Глава 48
Я чувствую на себе взгляд. Женщина на проходной сверлит глазами мой затылок, пока я следую за лысеющим тюремным приставом с пятном кетчупа на лацкане. Наверняка расскажет обо мне друзьям в пабе, а те сгрудятся вокруг и будут ловить каждое слово. «Я ожидала другого, – скажет она. – На вид вполне нормальная. Сложно поверить, что он ее воспитал».
Знает ли она Мэтти? Общалась ли с ним хоть раз?

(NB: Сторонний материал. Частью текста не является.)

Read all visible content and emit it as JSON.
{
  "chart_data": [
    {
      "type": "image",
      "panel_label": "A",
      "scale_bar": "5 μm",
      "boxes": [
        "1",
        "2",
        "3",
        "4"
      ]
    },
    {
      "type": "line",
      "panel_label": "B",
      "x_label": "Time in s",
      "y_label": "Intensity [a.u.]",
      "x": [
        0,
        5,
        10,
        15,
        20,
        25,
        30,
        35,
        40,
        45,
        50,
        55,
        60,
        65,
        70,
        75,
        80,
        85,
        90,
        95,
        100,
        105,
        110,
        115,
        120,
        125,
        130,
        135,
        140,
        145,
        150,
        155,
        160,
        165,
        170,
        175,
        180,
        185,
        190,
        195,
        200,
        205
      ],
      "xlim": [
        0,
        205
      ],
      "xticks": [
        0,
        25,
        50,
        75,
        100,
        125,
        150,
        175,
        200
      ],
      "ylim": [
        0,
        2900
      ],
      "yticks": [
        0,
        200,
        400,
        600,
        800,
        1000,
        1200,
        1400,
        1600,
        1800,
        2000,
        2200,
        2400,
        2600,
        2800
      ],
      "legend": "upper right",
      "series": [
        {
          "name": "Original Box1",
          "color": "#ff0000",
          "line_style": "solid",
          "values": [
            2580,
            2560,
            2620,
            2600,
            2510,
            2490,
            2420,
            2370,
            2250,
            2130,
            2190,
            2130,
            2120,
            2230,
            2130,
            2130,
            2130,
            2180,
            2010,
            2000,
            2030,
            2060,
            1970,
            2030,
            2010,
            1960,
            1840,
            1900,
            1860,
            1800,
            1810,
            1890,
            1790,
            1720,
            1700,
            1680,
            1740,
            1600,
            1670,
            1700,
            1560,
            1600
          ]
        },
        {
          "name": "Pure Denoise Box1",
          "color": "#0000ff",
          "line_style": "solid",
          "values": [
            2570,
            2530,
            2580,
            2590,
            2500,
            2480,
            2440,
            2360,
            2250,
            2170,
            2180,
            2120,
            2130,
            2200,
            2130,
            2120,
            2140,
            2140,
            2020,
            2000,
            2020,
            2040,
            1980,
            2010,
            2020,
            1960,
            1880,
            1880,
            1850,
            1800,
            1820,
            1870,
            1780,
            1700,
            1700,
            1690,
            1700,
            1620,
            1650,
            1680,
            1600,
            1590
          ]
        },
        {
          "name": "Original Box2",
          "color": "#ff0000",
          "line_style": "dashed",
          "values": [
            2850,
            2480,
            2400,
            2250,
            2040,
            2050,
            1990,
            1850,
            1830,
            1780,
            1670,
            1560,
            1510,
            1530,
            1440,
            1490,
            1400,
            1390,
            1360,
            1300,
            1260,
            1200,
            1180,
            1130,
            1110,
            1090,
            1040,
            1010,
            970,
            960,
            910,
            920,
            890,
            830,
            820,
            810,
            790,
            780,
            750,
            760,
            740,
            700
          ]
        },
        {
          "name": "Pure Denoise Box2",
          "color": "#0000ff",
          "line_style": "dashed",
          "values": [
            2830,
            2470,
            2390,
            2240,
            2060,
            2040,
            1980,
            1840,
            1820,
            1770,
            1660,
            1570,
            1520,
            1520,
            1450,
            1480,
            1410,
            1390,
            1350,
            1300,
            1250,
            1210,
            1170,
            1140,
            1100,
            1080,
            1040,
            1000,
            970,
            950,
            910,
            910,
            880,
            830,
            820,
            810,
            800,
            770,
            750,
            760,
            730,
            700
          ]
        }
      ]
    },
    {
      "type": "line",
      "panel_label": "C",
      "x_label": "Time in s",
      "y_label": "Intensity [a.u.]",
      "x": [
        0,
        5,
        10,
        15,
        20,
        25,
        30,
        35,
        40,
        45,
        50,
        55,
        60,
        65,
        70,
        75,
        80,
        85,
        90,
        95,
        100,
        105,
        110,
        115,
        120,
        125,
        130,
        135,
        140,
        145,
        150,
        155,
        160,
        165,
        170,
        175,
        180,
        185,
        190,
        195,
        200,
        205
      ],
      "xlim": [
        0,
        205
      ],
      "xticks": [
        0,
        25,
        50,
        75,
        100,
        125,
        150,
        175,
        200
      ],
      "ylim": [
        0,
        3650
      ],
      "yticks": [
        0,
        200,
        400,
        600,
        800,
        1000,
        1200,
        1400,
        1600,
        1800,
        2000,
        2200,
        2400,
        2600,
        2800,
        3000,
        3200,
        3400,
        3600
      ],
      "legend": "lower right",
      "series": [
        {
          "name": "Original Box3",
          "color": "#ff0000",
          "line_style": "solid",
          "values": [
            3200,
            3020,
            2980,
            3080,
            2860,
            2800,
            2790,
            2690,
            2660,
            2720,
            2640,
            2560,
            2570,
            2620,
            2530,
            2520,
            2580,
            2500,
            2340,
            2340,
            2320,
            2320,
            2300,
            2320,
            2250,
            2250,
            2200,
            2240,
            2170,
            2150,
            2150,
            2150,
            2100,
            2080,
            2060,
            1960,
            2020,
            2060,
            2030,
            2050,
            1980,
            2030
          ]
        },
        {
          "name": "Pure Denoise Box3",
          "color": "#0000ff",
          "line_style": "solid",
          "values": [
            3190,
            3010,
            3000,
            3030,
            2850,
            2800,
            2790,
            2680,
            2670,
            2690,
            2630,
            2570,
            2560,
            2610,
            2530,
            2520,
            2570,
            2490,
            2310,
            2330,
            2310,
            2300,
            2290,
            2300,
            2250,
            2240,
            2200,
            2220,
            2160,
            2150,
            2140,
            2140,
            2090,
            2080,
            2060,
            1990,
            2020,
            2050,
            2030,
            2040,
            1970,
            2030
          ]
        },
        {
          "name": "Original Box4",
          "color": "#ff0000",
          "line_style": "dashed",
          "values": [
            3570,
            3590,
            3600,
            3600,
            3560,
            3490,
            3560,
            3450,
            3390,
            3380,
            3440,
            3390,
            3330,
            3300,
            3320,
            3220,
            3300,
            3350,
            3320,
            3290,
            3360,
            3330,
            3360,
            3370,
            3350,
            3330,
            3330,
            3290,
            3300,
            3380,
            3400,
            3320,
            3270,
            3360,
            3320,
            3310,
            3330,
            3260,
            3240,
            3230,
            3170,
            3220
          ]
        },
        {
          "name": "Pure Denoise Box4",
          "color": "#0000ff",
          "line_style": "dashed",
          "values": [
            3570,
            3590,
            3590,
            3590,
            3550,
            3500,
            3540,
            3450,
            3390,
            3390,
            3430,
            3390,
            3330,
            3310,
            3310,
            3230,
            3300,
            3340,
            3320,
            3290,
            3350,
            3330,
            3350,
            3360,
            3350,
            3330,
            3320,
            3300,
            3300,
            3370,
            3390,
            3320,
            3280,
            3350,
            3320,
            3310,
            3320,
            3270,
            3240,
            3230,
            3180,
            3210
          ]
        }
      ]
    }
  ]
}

Глупо. С чего бы? Это не детский лагерь.
Сотрудник тюрьмы проводит по мне металлоискателем, просит выложить содержимое сумочки в серый лоток, как бывает на досмотре в аэропорту, и пропускает через рентген. Осторожно берет двумя пальцами гигиенический тампон, изучает.
– Это не бомба, – смущаюсь я.
– Придется все оставить здесь, – бесстрастно сообщает он. – Личные вещи брать с собой не разрешается.
– Даже телефон?
– Телефоны запрещены.
– Что, если… – Я замолкаю на полуслове.
– Если что?
Я нервно мну руки:
– Что, если возникнет проблема?
– Подзовете охрану.
– Подзову?
– У вас ограниченное посещение. Будете общаться по телефону через стекло. Его приведут после вас.
Я выдыхаю, расслабляю плечи, радуюсь, что Мэтти не будет наблюдать, как я вхожу, что смогу подготовиться и встретить его с правильным лицом.
– Ясно, – говорю. – Хорошо.
Он смеется, и в его смехе есть что-то недоброе.
– Первый раз в тюрьме, надо думать?
Выдавливаю улыбку:
– Так очевидно?
– Мне – да. Первый визит – и сразу к Мелгрену… Вы – писательница или вроде того?
Удивляюсь, что он ничего не знает, и тут же чувствую облегчение. Значит, меня не разглядывают под микроскопом. Мэтти играл такую важную роль в моей жизни; странно, что не всем известно, кем мы приходимся друг другу. Приходились…
– Пару месяцев назад к нему заглядывал один холеный тип в лакированных ботинках. Понимаете, о чем я. Сказал, что пишет биографию Мелгрена. Я ему объясняю, что таких, как Мэтти Мелгрен, не надо рекламировать, а он и слушать не хочет. Говорит, что люди никак не наедятся историями про Тень. Все хотят знать, почему он убивал. Никак в толк не возьмут, как человек, у которого было нормальное детство, мог до такого дойти. Я считаю, что некоторые рождаются негодяями, а он думает, что монстров создает общество. «Младенец всегда чист», – говорит. Я его видел, когда он уходил. Сжался весь, усох… Больше, судя по всему, не возвращался.
Я не знаю, что ответить.
– Сигареты есть? – спрашивает пристав, видя, что из меня плохой слушатель.
Отрицательно качаю головой.
– Еда? Напитки?
– Нет.
– Кошелек нужно оставить.
– Хорошо.
– Тут есть шкафчики. Жетоны нужны?
Будто это парк аттракционов и я пришла веселиться.
– Жетоны? Для чего?
– Чай, кофе, – говорит он четко и медленно, словно я плохо слышу. – В автомате продаются горячие напитки. Платить жетонами.
– Нет, ничего не нужно.
Пристав пожимает плечами – мол, как хотите. Затем находит для меня шкафчик, стоит рядом со мной и наблюдает, как я кладу вещи. Чтобы руки не тряслись, прижимаю локти к телу. Надеюсь, что он не заметил.
С лязгом захлопываю металлическую дверцу.
Он упирает руки в бока:
– Готовы?
– Да, – отвечаю я, хоть это и неправда. Я никогда не буду готова.